Your students are going to be home soon for the winter break.  It comes right after finals.  They will be exhausted.  They will want to sleep (a lot).  And eat (a lot).  Many will arrive home with a mountain of laundry (for you).  It will be a time where many of them will want to disengage and just recharge their batteries.

It can also be a golden opportunity for you to have some interesting conversations and mentoring moments with your Deac.  To encourage them to stretch a different set of mental muscles during the break, and to help them get ready to have a better spring semester, one that has some intentionality to it.  Through reflexion and self-examination.

This is an exercise in looking back and evaluating.  And looking ahead and dreaming.  Our excellent Mentoring Resource Center developed a set of bookmarks a few years ago and sent them to administrators on campus (might have been sent to all academic advisers).  They are five simple – yet profound questions.

If you were not afraid of failing, what would you do?

What were the differences between the best and worst decisions that you have made?

In the past six months, what is the biggest challenge you have had to overcome, and what did you learn?

If you were starting Wake Forest all over, what would you do differently and why?

How do you want to be different six months from now than you are right now?

These could be great questions you could pose to your student.  Could be on a long walk on a cold day (or hot, depending where you live).  Over breakfast, or hot chocolate, a drive, or doing the dishes after a big meal.

I would recommend that if you do this, keep a few ground rules in mind:

– There are no right or wrong answers.  If you are asking your student an open-ended question, be prepared to accept whatever answer he gives.  And he might not want to answer all of them with you (especially ‘worst decisions’) but encourage him to think about that and talk through with someone else.

– You don’t want to make your student feel like you are pressuring him, or cornering him, or forcing him to answer.  You could perhaps say – I was reading something about reflections at the end of the semester – is this something you want to discuss with me?  It could be a cool way for me to hear some of what you’ve been doing while you were away.  I am always curious to know the experiences that have been meaningful and important to you.  (Accept it if he says he doesn’t want to do this.)

– Some of us need to think before we answer, or have time to reflect.  If your Deac likes to think alone as he figures things out, these may be rhetorical questions for you to pose and for him to consider on his own time, privately.  But even if you plant the seed of reflection, it might reap rewards later.

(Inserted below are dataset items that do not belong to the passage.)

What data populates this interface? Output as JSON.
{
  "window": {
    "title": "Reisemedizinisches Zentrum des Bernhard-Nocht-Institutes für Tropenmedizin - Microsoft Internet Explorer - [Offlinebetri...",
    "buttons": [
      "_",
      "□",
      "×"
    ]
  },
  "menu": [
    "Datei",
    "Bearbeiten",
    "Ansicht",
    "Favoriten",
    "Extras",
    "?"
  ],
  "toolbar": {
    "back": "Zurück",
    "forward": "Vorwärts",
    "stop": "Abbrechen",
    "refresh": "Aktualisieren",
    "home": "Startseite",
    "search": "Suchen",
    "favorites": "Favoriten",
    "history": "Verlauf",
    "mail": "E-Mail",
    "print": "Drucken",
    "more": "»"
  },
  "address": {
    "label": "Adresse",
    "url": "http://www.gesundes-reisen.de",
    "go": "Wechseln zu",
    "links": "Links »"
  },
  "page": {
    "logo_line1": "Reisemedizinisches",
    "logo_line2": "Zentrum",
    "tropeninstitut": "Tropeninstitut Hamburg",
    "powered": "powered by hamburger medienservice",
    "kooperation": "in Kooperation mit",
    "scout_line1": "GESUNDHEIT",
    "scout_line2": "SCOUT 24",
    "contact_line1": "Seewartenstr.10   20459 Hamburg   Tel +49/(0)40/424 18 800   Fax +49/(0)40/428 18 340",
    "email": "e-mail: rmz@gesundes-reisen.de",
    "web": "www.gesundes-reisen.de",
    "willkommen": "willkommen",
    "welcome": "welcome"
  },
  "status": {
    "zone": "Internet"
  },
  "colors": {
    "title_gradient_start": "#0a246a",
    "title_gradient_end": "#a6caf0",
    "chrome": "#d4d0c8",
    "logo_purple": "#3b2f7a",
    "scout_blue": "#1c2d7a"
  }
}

– Listen more than talk.  Sometimes you might hear a long, awkward silence.  Instead of filling it, let it sit there a bit.  Your student may decide to open up.

– Show appreciation and interest for what your student is saying.  Being a trustworthy recipient of his ideas will make it more likely your Deac will open up to you.

– Consider answering some of those same questions yourself.  Or disclosing your own feelings.

– End the conversation by TELLING YOUR DEAC YOU LOVE HIM!  It can be scary for any of us to reveal our feelings and thoughts and ideas, particularly if we fear the other person’s reaction.  Help your student understand that you won’t always agree, and you won’t always see eye to eye, and you are different people with different ideas – BUT you will ALWAYS love and respect him, and are glad to have the kind of relationship where you can talk about these things.

Just food for thought.  This generation (in my opinion) seems to be a little less reflective and a little less introspective – so urging our students to think about what they have done, what worked, what didn’t, etc. might help them gain that skill.  And it might bring you and your Deac a little closer.